Pneumonia is a condition caused by an inflammation of the lung tissue, which makes it difficult to breathe and affects the body’s ability to absorb oxygen. It can affect one or both lungs and is usually triggered by an infection.

Pneumonia is more common in the winter months and affects up to 11 out of every 1,000 adults in the UK each year. Pneumonia is particularly dangerous for children and babies, the elderly, smokers and people with existing health conditions, especially if their immune system is compromised.

What causes pneumonia?

The most common cause of pneumonia is infection. Many different types of infection can cause pneumonia but the most common cause is a bacterial infection. In the majority of cases, the infection develops in the lungs but infections in other parts of the body can cause pneumonia if germs travel into the lungs via the bloodstream.

Bacterial infections

The most common cause of pneumonia is an infection caused by a form of bacteria called Streptococcus pneumoniae, but other forms of bacteria, including haemophilus influenzae, staphylococcus aureus and mycoplasma pneumoniae may lead to pneumonia as well. Viruses and fungi can also cause pneumonia but this is much less common and viral pneumonia is more common in children than adults.

Inhaling a foreign object can also cause pneumonia, which is known as aspiration pneumonia and is a rare form of the condition.

Risk factors

Some people have a higher risk of developing pneumonia. These groups include:

  • Babies.
  • Children.
  • The elderly.
  • Smokers.
  • People who have existing health conditions, including heart problems, asthma, cystic fibrosis and kidney and liver conditions.
  • People who have a weakened immune system, as a result of HIV or AIDS.
  • Taking medication that suppresses the immune system.
  • Receiving treatment for cancer or recovering from an illness.

What are the symptoms of pneumonia?

The symptoms of pneumonia vary and they can come on gradually over a period of days or very suddenly. In many cases, the symptoms are similar to a chest infection. The most common symptom of pneumonia is a cough, which can be very dry and scratchy, while other people develop a cough that causes sticky mucus and phlegm. Other common symptoms of pneumonia include:

  • Breathing difficulties.
  • Racing heartbeat.
  • Generally feeling unwell.
  • Fever (a high temperature).
  • Chest pain.
  • Loss of appetite.

Less common symptoms of pneumonia include:

  • Coughing up blood (known as haemoptysis).
  • Tiredness.
  • Nausea.
  • Sickness.
  • Joint and muscular pain.
  • Wheezing.
  • Feeling disorientated (this is more common in older people).

How is pneumonia diagnosed?

Pneumonia can be difficult to diagnose because many of the symptoms are similar to other health conditions, including the common cold and chest infections. If you have some of the symptoms listed above, you should see your GP who will ask you about your symptoms and also ask you questions about your medical history and your lifestyle. They will listen to you breathing using a stethoscope and if they suspect that you may have pneumonia, they may check your blood pressure and your heart rate and take your temperature. If your GP thinks it is likely that you have pneumonia, they will advise you to have a chest X-ray.

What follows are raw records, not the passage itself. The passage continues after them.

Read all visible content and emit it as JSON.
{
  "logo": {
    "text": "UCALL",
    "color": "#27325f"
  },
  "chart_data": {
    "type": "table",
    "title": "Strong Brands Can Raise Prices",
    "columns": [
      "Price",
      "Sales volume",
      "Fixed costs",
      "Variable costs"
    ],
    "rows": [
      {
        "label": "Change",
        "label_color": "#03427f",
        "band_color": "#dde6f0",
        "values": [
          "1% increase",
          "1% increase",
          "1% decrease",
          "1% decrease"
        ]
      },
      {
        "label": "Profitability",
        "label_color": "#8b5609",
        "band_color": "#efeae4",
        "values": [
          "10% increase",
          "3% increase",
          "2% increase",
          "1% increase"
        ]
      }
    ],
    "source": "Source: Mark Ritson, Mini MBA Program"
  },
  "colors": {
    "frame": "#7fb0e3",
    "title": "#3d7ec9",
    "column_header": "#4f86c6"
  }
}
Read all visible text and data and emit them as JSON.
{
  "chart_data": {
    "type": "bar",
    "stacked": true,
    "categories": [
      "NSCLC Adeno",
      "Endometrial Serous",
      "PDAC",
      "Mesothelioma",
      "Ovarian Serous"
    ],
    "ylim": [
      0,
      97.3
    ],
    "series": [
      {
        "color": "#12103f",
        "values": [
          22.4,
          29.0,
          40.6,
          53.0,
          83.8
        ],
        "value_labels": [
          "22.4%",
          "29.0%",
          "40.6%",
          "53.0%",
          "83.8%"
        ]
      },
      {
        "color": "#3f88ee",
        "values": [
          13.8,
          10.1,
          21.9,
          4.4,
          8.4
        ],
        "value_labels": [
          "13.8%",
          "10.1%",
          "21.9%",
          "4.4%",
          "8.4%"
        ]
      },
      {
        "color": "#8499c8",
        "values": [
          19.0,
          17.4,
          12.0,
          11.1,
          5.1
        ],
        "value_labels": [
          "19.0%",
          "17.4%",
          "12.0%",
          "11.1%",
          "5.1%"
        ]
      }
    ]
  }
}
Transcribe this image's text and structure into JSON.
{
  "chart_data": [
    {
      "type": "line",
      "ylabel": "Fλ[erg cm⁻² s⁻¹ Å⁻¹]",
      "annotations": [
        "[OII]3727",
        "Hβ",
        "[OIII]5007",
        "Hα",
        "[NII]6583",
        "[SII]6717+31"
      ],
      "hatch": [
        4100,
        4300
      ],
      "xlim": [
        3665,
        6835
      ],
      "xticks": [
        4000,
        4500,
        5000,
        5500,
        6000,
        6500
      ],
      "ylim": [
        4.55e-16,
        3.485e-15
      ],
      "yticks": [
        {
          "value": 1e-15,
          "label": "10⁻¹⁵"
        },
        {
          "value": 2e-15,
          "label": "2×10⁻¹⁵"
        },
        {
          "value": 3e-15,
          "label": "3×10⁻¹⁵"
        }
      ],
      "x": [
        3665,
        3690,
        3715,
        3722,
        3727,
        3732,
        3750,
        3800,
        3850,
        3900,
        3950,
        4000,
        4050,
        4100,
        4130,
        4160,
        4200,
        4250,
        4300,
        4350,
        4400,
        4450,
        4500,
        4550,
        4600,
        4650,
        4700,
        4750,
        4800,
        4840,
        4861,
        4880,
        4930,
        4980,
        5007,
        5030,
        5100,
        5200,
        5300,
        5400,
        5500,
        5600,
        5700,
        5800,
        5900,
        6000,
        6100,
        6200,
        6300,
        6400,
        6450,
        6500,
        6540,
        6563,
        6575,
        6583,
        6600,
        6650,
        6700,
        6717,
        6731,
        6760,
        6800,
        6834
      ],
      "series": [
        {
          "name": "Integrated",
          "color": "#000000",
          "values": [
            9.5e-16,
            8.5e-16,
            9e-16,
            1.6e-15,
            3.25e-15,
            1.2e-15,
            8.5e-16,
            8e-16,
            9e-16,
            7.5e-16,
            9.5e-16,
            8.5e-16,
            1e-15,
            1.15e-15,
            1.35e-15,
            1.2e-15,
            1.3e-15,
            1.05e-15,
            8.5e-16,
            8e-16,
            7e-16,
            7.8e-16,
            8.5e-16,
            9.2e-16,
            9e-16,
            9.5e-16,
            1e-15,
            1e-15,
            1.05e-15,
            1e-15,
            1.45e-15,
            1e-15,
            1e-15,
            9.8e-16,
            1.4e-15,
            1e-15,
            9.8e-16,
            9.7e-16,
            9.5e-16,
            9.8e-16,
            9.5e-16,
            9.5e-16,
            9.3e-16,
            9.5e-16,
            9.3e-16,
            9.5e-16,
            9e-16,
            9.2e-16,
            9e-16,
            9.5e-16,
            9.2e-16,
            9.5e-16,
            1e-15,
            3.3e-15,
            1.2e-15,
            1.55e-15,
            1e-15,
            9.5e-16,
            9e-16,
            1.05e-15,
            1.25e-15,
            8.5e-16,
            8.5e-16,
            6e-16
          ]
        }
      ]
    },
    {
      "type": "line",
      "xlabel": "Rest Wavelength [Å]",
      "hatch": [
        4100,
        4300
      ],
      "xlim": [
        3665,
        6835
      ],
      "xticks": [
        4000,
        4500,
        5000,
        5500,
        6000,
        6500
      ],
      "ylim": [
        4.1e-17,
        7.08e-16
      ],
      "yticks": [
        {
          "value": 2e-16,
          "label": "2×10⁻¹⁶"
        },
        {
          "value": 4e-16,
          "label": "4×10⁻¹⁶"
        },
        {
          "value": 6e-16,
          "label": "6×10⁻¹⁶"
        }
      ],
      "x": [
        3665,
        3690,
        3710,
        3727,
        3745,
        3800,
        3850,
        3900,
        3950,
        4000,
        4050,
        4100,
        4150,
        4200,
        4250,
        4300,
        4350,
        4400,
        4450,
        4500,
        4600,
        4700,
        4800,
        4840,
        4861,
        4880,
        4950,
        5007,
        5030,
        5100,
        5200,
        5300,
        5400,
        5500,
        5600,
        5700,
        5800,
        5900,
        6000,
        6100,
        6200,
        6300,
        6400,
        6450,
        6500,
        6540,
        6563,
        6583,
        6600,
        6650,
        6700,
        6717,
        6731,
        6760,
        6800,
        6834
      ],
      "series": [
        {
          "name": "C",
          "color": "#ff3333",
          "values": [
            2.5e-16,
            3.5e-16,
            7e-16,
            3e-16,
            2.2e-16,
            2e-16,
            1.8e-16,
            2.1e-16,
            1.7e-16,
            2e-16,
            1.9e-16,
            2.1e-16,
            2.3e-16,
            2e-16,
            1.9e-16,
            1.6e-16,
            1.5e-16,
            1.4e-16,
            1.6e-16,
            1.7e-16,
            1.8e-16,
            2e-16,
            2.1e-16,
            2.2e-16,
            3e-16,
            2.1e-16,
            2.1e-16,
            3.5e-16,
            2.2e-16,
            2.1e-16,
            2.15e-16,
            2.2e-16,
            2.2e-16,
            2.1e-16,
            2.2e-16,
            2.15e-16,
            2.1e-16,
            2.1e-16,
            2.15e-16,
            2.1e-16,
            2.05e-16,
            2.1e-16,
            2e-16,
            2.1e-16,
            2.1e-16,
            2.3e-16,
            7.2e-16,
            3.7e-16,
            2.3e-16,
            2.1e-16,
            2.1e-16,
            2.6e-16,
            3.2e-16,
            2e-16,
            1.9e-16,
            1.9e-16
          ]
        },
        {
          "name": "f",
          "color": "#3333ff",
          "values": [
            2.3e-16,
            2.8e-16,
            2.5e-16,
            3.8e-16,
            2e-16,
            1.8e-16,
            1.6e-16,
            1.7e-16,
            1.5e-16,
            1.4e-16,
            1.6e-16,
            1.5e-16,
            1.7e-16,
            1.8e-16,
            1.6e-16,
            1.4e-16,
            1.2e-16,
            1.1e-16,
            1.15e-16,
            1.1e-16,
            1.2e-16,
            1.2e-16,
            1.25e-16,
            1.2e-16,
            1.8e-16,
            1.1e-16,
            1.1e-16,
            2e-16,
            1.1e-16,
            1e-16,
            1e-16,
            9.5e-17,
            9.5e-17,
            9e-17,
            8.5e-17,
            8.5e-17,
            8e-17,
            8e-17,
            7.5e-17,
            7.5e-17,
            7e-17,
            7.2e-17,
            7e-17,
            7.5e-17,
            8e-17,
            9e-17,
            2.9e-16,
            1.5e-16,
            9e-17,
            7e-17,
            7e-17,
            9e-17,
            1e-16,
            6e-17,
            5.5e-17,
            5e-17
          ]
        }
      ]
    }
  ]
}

They may also take sputum and blood samples to try and determine what kind of infection is causing your symptoms.

Treatment for pneumonia

Treatment for pneumonia depends largely on the severity of the condition. Mild cases can usually be treated very effectively with antibiotics, which can be taken at home (this is if the cause of pneumonia is a bacterial infection). If your symptoms do not improve after 2 days of taking antibiotics, you should see your GP as the bacteria may be resistant to the antibiotic or the infection may be viral, in which case, antibiotics will not be effective.

Complications of pneumonia

If your symptoms are severe, you have an existing lung condition such as cystic fibrosis or your symptoms do not improve after taking antibiotics, intensive treatment may be required. Children and elderly people may be admitted into hospital because they have a higher risk of developing complications.

Pneumonia can contribute to complications, including:

  • Deep vein thrombosis (known as DVT).
  • Blood infection (such as septicaemia, which can be life-threatening).
  • An abscess in the lung.
  • Pleurisy.

What is the outlook for pneumonia?

In many cases, pneumonia is a mild condition that can be treated very effectively with a course of antibiotics. However, if an individual is suffering from another health condition or they have a weakened immune system, the illness can be very serious and potentially fatal. If you have symptoms associated with pneumonia, it is important that you see your doctor, especially if the symptoms do not improve or subside.

Preventing pneumonia

Living a healthy lifestyle can help to reduce your risk of developing pneumonia. Avoiding smoking and intravenous drug and alcohol abuse will decrease the risk and eating a healthy diet and exercising will help to boost your immune system. People in high-risk groups are advised to have vaccinations, including the flu jab and the pneumococcal vaccination. Your GP surgery will contact you to advise you when you can go in for a vaccination. Throwing away tissues and covering your mouth when you sneeze or cough will also help to prevent the spread of germs.